– Ты хочешь сказать, что сбежала от него?
– Ох-х-х… – Она опустила ложечку в пиалу с мороженым и стала барабанить пальцами по столу. Ее взгляд застыл где-то у меня за спиной.
Внезапная догадка осенила меня:
– Он тебя выгнал? А дети? Сколько их у тебя?
– Погоди. Давай я расскажу по порядку.
Она сделала несколько глотков апельсинового сока. Я приготовился слушать. Секунд десять она молчала, теребя в руках салфетку. Ее небесного цвета глаза приобрели металлический оттенок. Затем скомканная салфетка полетела на стол.
– Моего старшего убили евреи… – сказала Люська, две секунды помолчала и поправилась: – Солдаты.
У нее в сумочке заверещал мобильник. Она помедлила, но все же полезла в сумочку. На другом «конце провода» ждать не стали, и ей пришлось перезванивать. Разговор был очень коротким. После небольшой паузы она сказала: «Хорошо» и отключила телефон.
– Прости, мне надо бежать на работу.
– Где ты работаешь?
– Сижу с ребенком у одной русской. Ей надо куда-то срочно идти.
– Жаль. Мы столько не виделись. Хотелось поговорить.
– Не переживай. Она сказала, что вместо сегодня даст мне выходной завтра. Если хочешь, давай встретимся здесь в одиннадцать.
– Отлично!
Я чмокнул ее в щеку, проводил глазами до выхода, вернулся за стол и машинально, не чувствуя вкуса, доел мороженое, успевшее изрядно подтаять. Из головы не шли слова Люськи. Я был заинтригован ужасно. О таких историях я много слышал, но чтобы она произошла с человеком, которого ты знаешь…
Выйдя из кафе, я вспомнил про бананы. Возвращаться на рынок не хотелось. Я решил переплатить несколько шекелей и купить их в ближайшем «супере».

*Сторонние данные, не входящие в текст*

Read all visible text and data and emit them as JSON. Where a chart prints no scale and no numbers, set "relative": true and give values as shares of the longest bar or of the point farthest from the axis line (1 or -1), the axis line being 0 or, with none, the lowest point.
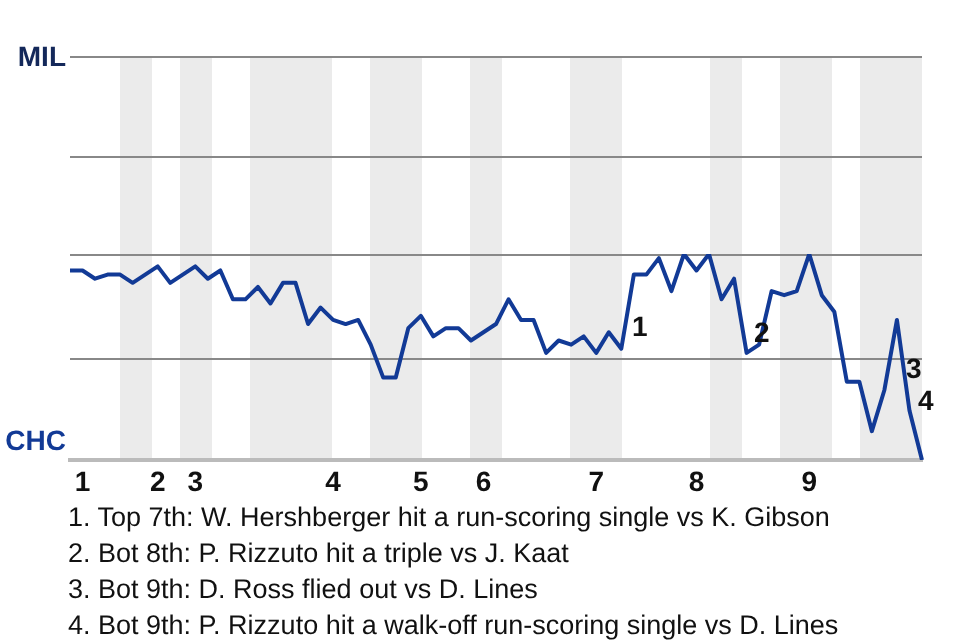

Гости, как всегда, опоздали, и мы с Наташей успели проголодаться. Массивный обеденный стол отодвинули от стены, чтобы можно было рассесться со всех сторон. Когда кончились бананы, Оленька, наша с Наташей шестилетняя дочь, увела Матанчика к себе в комнату хвастаться куклами, а взрослые приступили к кофе. Общая беседа начала увядать, и я решил рассказать об утренней встрече. Наташа возбудилась и пообещала пойти завтра со мной. Такой вариант я не просчитал. Разумеется, я представил Люську как бывшую соседку по дому без намеков на что-либо еще. Но женскую интуицию никто не отменял. Чтобы не усугублять, я сразу поддержал жену. Леля вознамерилась позвонить Наташе вечером и все разузнать. А Семен остался верен себе:
– Надеюсь, ты не сказал ей свой адрес?
– А что? – Я выпучил глаза.
– Не понимаешь?.. Кто ж ее знает.
– Послушай, я знаю ее столько, сколько помню себя.
– Сколько лет ты ее не видел? – нудел Семен.
– Девятнадцать. Ну и что?
– Вот видишь! Ученые установили, что клетки человека полностью обновляются за восемь лет!
– При чем тут это?
– А при том, что она уже дважды успела стать совсем другим человеком!
– Но ведь характер человека почти не меняется, – защищался я.
– Меняется! Еще как меняется. Просто мы этого не замечаем, предпочитаем не замечать. Это нам кажется, что никто и ничто вокруг не меняется. Человеку присущ консерватизм во взглядах, на том он и стоит. С возрастом лишь усиливается.
– Мир меняется, – поддержала мужа Леля, – и меняется все быстрее. Мы просто не успеваем меняться вместе с ним, и консерватизм помогает сохранить устойчивую картину мира.
К ним присоединилась и Наташа:
– Кстати, в этом основная проблема хомо советикуса. Очень сложно ему приспособиться к нормальному капиталистическому укладу. Вот возьми…
– Да что вы все сговорились, что ли? – взбеленился я. – Любители потеоретизировать! – От злости язык у меня стал заплетаться, и я выговорил это слово лишь с третьей попытки.
– Ладно-ладно, не будем… – примирительно сказал Семен. – Наташенька, а нельзя ли повторить кофе? И кардамон не забудь.
– Люська не изменилась! Я даже ее сразу узнал! – упорствовал я, но спорить со мной уже никому не хотелось: это не способствует пищеварению.
На следующее утро у Оленьки поднялась температура, она жаловалась на живот и натужно кашляла. Хотя я был в отпуске и вполне мог посидеть с ребенком, Оленька так вцепилась в маму, что Наташе пришлось позвонить на работу и предупредить, что не придет. Обойдутся.